Ancak Irak’ta gevşek bir federasyon öngörülmesini eleştirerek şunu söylüyor: ’Tarihi örnekler, farklı etnik ve inanç gruplarına sahip ülkelerin daha çok kuvvetli bir merkezi idare altında bir arada tutunabildiğini göstermektedir.’ Doğru da Saddam Hüseyin rejimine benzer otoriter ve ceberrut bir rejim dışında Irak’ta artık buna imkán var mı? Diğer taraftan bu görüş Kıbrıs için her zaman savunduğumuz tezle taban tabana zıt değil mi?
* * *
Orgeneral Başbuğ, Irak müstakbel anayasasının ana hatlarını belirleyen geçiş dönemi yasasının laikliğe yer vermeyişini eleştirerek, ‘Laiklik süreci yaşamayan, bu deneyime sahip olamayan ülkelerin demokratik bir yapıya kolaylıkla ulaşabileceğini söylemek bir iddiadan ileri geçemeyebilir’ diyor. Laiklik, kuşkusuz demokrasinin temel bir unsuru. Yine de laikliğin mutlaka anayasal olması gerekmez.

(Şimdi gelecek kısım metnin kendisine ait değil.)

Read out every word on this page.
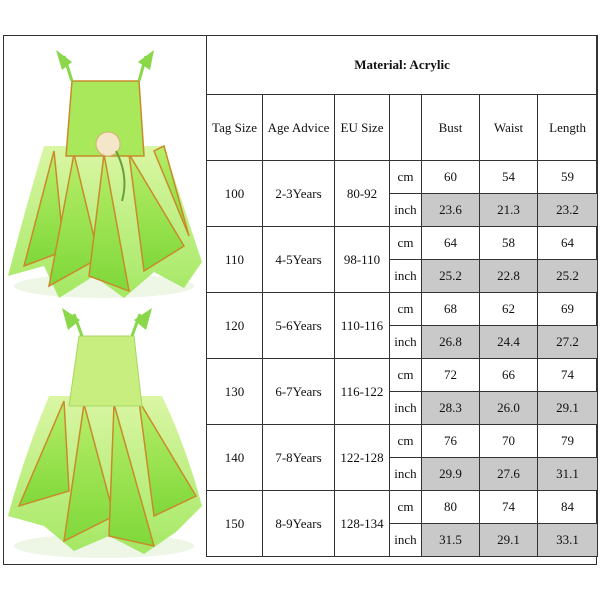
Material: Acrylic						
Tag Size	Age Advice	EU Size		Bust	Waist	Length
100	2-3Years	80-92	cm	60	54	59
			inch	23.6	21.3	23.2
110	4-5Years	98-110	cm	64	58	64
			inch	25.2	22.8	25.2
120	5-6Years	110-116	cm	68	62	69
			inch	26.8	24.4	27.2
130	6-7Years	116-122	cm	72	66	74
			inch	28.3	26.0	29.1
140	7-8Years	122-128	cm	76	70	79
			inch	29.9	27.6	31.1
150	8-9Years	128-134	cm	80	74	84
			inch	31.5	29.1	33.1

Avrupa’da bile her devletin anayasasında laiklik hükmü yok. Halen tartışılan Avrupa anayasasında bazı ülkelerin istediği gibi Hıristiyanlığa atıfta bulunulursa Avrupa laik olmakta devam etmeyecek mi?Laiklik kanun metinlerinden çok uzun bir tarihi evrimin sonucudur. Türkiye dışındaki Müslüman ülkelerde ise anayasal laiklik artık söz konusu değildir.
Türkiye’de dahi Atatürk gibi vizyonu ve politik cesareti olan bir lider çıkmasaydı anayasal laiklik olmazdı. Buna karşılık mesela Tunus gibi Müslüman bir ülke bugün genel mevzuatı ve uygulaması ile laik sayılabilir, ancak demokratik değildir, otoriter bir devlettir. Demek oluyor ki laiklik genel anlamı ile demokrasi için bir koşuldur, fakat yeterli değildir. Bunu kendi tecrübelerimizden de çok iyi biliyoruz.
* * *
Orgeneral Başbuğ’un Kıbrıs ve Yunanistan ile ilişkiler konusunda söylediklerinin de üzerinde durulmalıdır. Başbuğ, Kıbrıs’ın Türkiye ile ilişkisinin Doğu Akdeniz’deki hak ve çıkarlarımızın korunması ile bağlantılı olduğunu vurguluyor. Somut olarak bu hak ve çıkarları tarif etmiyor.
KKTC halkı tarafından kabul edilen Annan Planı’nı bu açıdan yeterli görüp görmediği belli değil. Ege konusunda ise Uluslararası Adalet Divanı’na (UAD)başvuruya kapıyı aramakla beraber ‘tüm sorunların bir arada çözülmesi’gerektiğinin altını çiziyor.
Tüm sorunlar arasında Kardak krizi sırasında ortaya atılan adacıklar ve kayalar meselesi de var mı? Yine belli değil. Yunanlılar egemenlik sorunu olarak gördükleri bu konuyu anladığımız kadarıyla UAD’ye götürmek istemiyorlar. Oysa UAD’de kaybedeceğimiz kesin gibi.
Orgeneral Başbuğ örnek olsun. Diğer kurumlarımızın temsilcileri de bizi hem bilgilendiren ve hem de düşündüren konuşmalar yapsınlar.